L’amour , soit, mais quel amour ? Depuis le début de cette longue introduction, j’en parle au singulier, comme si le mot était univoque. Or, il n’en est rien. J’aime mes enfants, j’aime la femme ou l’homme dont je suis amoureux : d’évidence, ce n’est pas le même amour. J’aime mes parents, j’aime mes amis : c’est le même mot, pas le même sentiment. Je peux aimer le pouvoir, l’argent, la gloire. Je peux aimer Dieu, si j’y crois, ou y croire, si je l’aime. J’aime la bière et le vin, les huîtres et le foie gras ; j’aime mon pays, la musique, la philosophie, la justice, la liberté ; je peux m’aimer moi- même. . . Combien d’amours différents, pour combien d’objets différents ! Le français, qui passe pour une langue plutôt analytique, et qui l’est le plus souvent, fait preuve, s’agissant d’amour, d’une puissance synthétique presque exagérée. Le mot, dans notre pays, n’en a que davantage de succès : on se réjouit d’autant plus d’entendre parler d’amour que personne ne sait exactement de quoi l’on parle. . . C’est avec cette confusion que je voudrais rompre.

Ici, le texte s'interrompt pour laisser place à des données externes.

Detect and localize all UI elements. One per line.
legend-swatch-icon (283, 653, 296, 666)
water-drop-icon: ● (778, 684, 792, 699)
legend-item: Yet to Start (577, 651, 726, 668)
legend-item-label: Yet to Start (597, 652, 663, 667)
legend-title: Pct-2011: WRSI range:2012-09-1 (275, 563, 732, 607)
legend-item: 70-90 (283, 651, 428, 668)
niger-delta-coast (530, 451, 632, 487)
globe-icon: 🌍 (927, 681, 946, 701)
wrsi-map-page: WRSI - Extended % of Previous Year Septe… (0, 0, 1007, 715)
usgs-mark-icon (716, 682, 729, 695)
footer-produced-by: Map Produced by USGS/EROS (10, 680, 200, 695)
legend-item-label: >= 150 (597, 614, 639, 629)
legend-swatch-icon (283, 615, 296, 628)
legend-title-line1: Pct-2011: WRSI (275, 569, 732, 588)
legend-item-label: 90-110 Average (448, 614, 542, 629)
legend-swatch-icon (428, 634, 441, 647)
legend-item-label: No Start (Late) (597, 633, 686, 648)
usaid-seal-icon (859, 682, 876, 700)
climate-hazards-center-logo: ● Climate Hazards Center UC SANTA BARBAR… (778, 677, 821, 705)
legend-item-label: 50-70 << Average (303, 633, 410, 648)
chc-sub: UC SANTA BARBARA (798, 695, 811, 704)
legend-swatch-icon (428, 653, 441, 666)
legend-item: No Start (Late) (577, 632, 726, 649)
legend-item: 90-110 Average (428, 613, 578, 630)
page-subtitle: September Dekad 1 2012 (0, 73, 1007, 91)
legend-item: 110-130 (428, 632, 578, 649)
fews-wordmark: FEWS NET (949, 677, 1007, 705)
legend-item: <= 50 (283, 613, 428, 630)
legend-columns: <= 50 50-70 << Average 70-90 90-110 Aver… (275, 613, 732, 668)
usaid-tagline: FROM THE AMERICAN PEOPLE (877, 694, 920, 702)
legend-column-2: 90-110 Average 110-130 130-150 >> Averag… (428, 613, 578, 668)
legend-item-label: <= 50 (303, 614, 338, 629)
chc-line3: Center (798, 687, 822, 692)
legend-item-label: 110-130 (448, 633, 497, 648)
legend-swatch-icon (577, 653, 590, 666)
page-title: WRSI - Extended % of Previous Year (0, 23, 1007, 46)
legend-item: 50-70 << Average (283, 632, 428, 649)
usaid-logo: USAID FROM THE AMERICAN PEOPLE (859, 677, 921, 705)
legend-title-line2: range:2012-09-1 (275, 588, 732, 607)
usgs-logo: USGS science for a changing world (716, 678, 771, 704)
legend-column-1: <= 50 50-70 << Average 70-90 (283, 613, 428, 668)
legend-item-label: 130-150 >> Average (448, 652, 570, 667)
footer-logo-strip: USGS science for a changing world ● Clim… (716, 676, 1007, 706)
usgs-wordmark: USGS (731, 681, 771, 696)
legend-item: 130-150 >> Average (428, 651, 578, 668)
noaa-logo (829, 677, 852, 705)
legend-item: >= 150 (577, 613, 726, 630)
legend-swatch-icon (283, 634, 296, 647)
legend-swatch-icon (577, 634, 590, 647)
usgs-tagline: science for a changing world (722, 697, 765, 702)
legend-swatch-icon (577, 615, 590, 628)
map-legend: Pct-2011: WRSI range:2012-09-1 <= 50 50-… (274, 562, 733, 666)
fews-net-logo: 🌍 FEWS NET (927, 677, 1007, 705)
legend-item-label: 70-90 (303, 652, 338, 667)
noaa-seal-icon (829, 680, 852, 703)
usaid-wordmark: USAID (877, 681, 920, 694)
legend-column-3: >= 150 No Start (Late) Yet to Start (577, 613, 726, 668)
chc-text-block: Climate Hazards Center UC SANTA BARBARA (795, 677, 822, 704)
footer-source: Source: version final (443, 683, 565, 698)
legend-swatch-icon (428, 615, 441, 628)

On pourrait certes, en français comme dans n’importe quelle langue, trouver d’autres mots, qui relèvent du même champ lexical : affection, tendresse, amitié, inclination, penchant, dilection, prédilection, attachement, goût, passion, adoration, vénération. . . Mais au risque alors de s’éparpiller dans une multitude de détails, de nuances, de gradations, au point d’y perdre l’essentiel ou de n’y plus discerner les articulations principales. « Trop de distance et trop de proximité empêche la vue », disait Pascal [4]. Aussi est-ce pour trouver la bonne distance, s’agissant d’amour, que j’ai pris l’habitude, sinon de parler grec, j’en serais malheureusement incapable, du moins d’utiliser les trois mots grecs dont les Anciens se servaient pour désigner trois types d’amour différents. Ce sont les trois noms grecs de l’amour.

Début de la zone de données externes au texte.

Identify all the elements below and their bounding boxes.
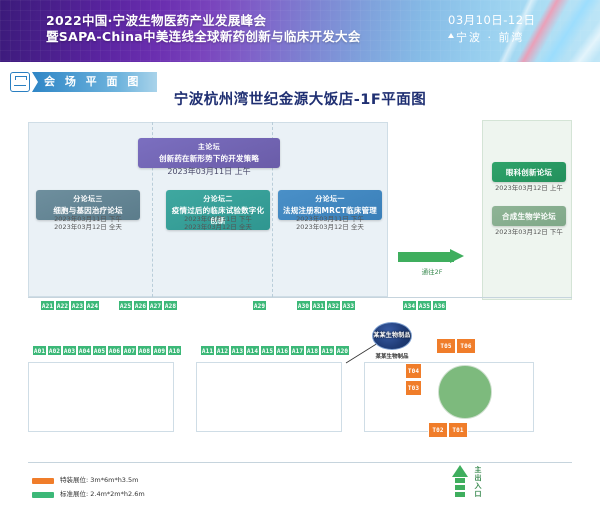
booth-t05[interactable]: T05 bbox=[436, 338, 456, 354]
booth-a09[interactable]: A09 bbox=[152, 345, 167, 356]
booth-a06[interactable]: A06 bbox=[107, 345, 122, 356]
forum-sub2-time: 2023年03月11日 下午 2023年03月12日 全天 bbox=[166, 215, 270, 231]
forum-synthetic-biology-time: 2023年03月12日 下午 bbox=[492, 228, 566, 236]
booth-a36[interactable]: A36 bbox=[432, 300, 447, 311]
entrance-arrow-segment bbox=[455, 492, 465, 497]
main-entrance-arrow-icon bbox=[452, 465, 468, 501]
banner-meta: 03月10日-12日 宁波 · 前湾 bbox=[448, 12, 536, 46]
booth-a22[interactable]: A22 bbox=[55, 300, 70, 311]
to-2f-label: 通往2F bbox=[398, 266, 466, 276]
booth-group-upper-2: A25A26A27A28 bbox=[118, 300, 178, 311]
booth-a12[interactable]: A12 bbox=[215, 345, 230, 356]
booth-a25[interactable]: A25 bbox=[118, 300, 133, 311]
banner-location-text: 宁波 · 前湾 bbox=[456, 31, 525, 44]
banner-title-line2: 暨SAPA-China中美连线全球新药创新与临床开发大会 bbox=[46, 29, 361, 45]
forum-synthetic-biology-name: 合成生物学论坛 bbox=[496, 212, 562, 222]
booth-a21[interactable]: A21 bbox=[40, 300, 55, 311]
booth-group-upper-4: A30A31A32A33 bbox=[296, 300, 356, 311]
booth-group-lower-1: A01A02A03A04A05A06A07A08A09A10 bbox=[32, 345, 182, 356]
booth-a13[interactable]: A13 bbox=[230, 345, 245, 356]
banner-date: 03月10日-12日 bbox=[448, 12, 536, 29]
booth-a04[interactable]: A04 bbox=[77, 345, 92, 356]
banner-location: 宁波 · 前湾 bbox=[448, 29, 536, 46]
banner-title-line1: 2022中国·宁波生物医药产业发展峰会 bbox=[46, 13, 361, 29]
corridor-line bbox=[28, 297, 572, 298]
booth-t02[interactable]: T02 bbox=[428, 422, 448, 438]
bottom-wall-line bbox=[28, 462, 572, 463]
forum-sub2-tag: 分论坛二 bbox=[170, 194, 266, 204]
to-2f-arrow-icon bbox=[398, 250, 466, 264]
forum-synthetic-biology[interactable]: 合成生物学论坛 bbox=[492, 206, 566, 226]
booth-a34[interactable]: A34 bbox=[402, 300, 417, 311]
booth-a30[interactable]: A30 bbox=[296, 300, 311, 311]
lower-hall-2 bbox=[196, 362, 342, 432]
forum-sub3-time: 2023年03月11日 下午 2023年03月12日 全天 bbox=[36, 215, 140, 231]
page-title: 宁波杭州湾世纪金源大饭店-1F平面图 bbox=[0, 88, 600, 109]
forum-main-tag: 主论坛 bbox=[142, 142, 276, 152]
location-pin-icon bbox=[448, 33, 454, 38]
forum-main-name: 创新药在新形势下的开发策略 bbox=[142, 154, 276, 164]
banner-title: 2022中国·宁波生物医药产业发展峰会 暨SAPA-China中美连线全球新药创… bbox=[46, 13, 361, 45]
forum-ophthalmology-name: 眼科创新论坛 bbox=[496, 168, 562, 178]
booth-a33[interactable]: A33 bbox=[341, 300, 356, 311]
booth-group-upper-3: A29 bbox=[252, 300, 267, 311]
lower-hall-1 bbox=[28, 362, 174, 432]
booth-a35[interactable]: A35 bbox=[417, 300, 432, 311]
booth-a17[interactable]: A17 bbox=[290, 345, 305, 356]
entrance-arrow-head bbox=[452, 465, 468, 477]
booth-a24[interactable]: A24 bbox=[85, 300, 100, 311]
booth-a03[interactable]: A03 bbox=[62, 345, 77, 356]
booth-a10[interactable]: A10 bbox=[167, 345, 182, 356]
exhibitor-logo[interactable]: 某某生物制品 bbox=[372, 322, 412, 350]
booth-group-lower-2: A11A12A13A14A15A16A17A18A19A20 bbox=[200, 345, 350, 356]
booth-a02[interactable]: A02 bbox=[47, 345, 62, 356]
central-stage bbox=[438, 365, 492, 419]
forum-ophthalmology-time: 2023年03月12日 上午 bbox=[492, 184, 566, 192]
booth-a27[interactable]: A27 bbox=[148, 300, 163, 311]
forum-sub1-tag: 分论坛一 bbox=[282, 194, 378, 204]
booth-a28[interactable]: A28 bbox=[163, 300, 178, 311]
legend-label-premium: 特装展位: 3m*6m*h3.5m bbox=[60, 475, 138, 486]
forum-main[interactable]: 主论坛 创新药在新形势下的开发策略 bbox=[138, 138, 280, 168]
booth-a16[interactable]: A16 bbox=[275, 345, 290, 356]
exhibitor-logo-text: 某某生物制品 bbox=[373, 330, 411, 339]
booth-a23[interactable]: A23 bbox=[70, 300, 85, 311]
legend-label-standard: 标准展位: 2.4m*2m*h2.6m bbox=[60, 489, 145, 500]
forum-main-time: 2023年03月11日 上午 bbox=[138, 168, 280, 176]
entrance-arrow-segment bbox=[455, 478, 465, 483]
legend-item-standard: 标准展位: 2.4m*2m*h2.6m bbox=[32, 489, 145, 500]
forum-ophthalmology[interactable]: 眼科创新论坛 bbox=[492, 162, 566, 182]
forum-sub1-time: 2023年03月11日 下午 2023年03月12日 全天 bbox=[278, 215, 382, 231]
booth-group-upper-5: A34A35A36 bbox=[402, 300, 447, 311]
exhibitor-logo-caption: 某某生物制品 bbox=[362, 352, 422, 360]
legend: 特装展位: 3m*6m*h3.5m 标准展位: 2.4m*2m*h2.6m bbox=[32, 475, 145, 503]
arrow-head bbox=[450, 249, 464, 263]
booth-group-t-bottom: T02T01 bbox=[428, 422, 468, 438]
booth-t01[interactable]: T01 bbox=[448, 422, 468, 438]
booth-a29[interactable]: A29 bbox=[252, 300, 267, 311]
entrance-arrow-segment bbox=[455, 485, 465, 490]
booth-a32[interactable]: A32 bbox=[326, 300, 341, 311]
arrow-shaft bbox=[398, 252, 454, 262]
booth-t03[interactable]: T03 bbox=[405, 380, 422, 396]
booth-a31[interactable]: A31 bbox=[311, 300, 326, 311]
legend-item-premium: 特装展位: 3m*6m*h3.5m bbox=[32, 475, 145, 486]
booth-t04[interactable]: T04 bbox=[405, 363, 422, 379]
floor-plan-canvas: 主论坛 创新药在新形势下的开发策略 2023年03月11日 上午 分论坛三 细胞… bbox=[0, 110, 600, 505]
booth-group-t-top: T05T06 bbox=[436, 338, 476, 354]
legend-swatch-standard-icon bbox=[32, 492, 54, 498]
booth-a05[interactable]: A05 bbox=[92, 345, 107, 356]
booth-group-upper-1: A21A22A23A24 bbox=[40, 300, 100, 311]
booth-a26[interactable]: A26 bbox=[133, 300, 148, 311]
floor-plan-page: 2022中国·宁波生物医药产业发展峰会 暨SAPA-China中美连线全球新药创… bbox=[0, 0, 600, 505]
main-entrance-label: 主出入口 bbox=[472, 466, 484, 498]
event-banner: 2022中国·宁波生物医药产业发展峰会 暨SAPA-China中美连线全球新药创… bbox=[0, 0, 600, 62]
booth-a18[interactable]: A18 bbox=[305, 345, 320, 356]
booth-a11[interactable]: A11 bbox=[200, 345, 215, 356]
legend-swatch-premium-icon bbox=[32, 478, 54, 484]
booth-a14[interactable]: A14 bbox=[245, 345, 260, 356]
booth-a15[interactable]: A15 bbox=[260, 345, 275, 356]
booth-a19[interactable]: A19 bbox=[320, 345, 335, 356]
forum-sub3-tag: 分论坛三 bbox=[40, 194, 136, 204]
booth-a08[interactable]: A08 bbox=[137, 345, 152, 356]
booth-t06[interactable]: T06 bbox=[456, 338, 476, 354]
booth-a07[interactable]: A07 bbox=[122, 345, 137, 356]
booth-group-t-left: T04T03 bbox=[405, 363, 422, 397]
booth-a01[interactable]: A01 bbox=[32, 345, 47, 356]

Le premier est très connu, y compris en français, même s’il est souvent mal compris : c’est éros.
Le deuxième n’est guère connu que de ceux qui ont fait au moins un peu de grec ou de philosophie : c’est philia.
Enfin, le troisième n’est connu que de ceux qui ont une éducation religieuse, en l’occurrence chrétienne, point trop déficiente : c’est agapè.
Eros, philia, agapè. Voilà les trois noms grecs de l’amour, du moins les trois principaux, et tel sera le plan désormais que je vais suivre.

Le sexe ni la mort: trois essais sur l’amour et la sexualité
André Comte-Sponville - éd. Albin Michel 




[1] Maximes, 218
[2] Pensées, fr. 118-402. Voir aussi les fr. 106-403,210-451 et 211-453.
[3] Pensées, 210-451.
[4] Pensées, 199-72.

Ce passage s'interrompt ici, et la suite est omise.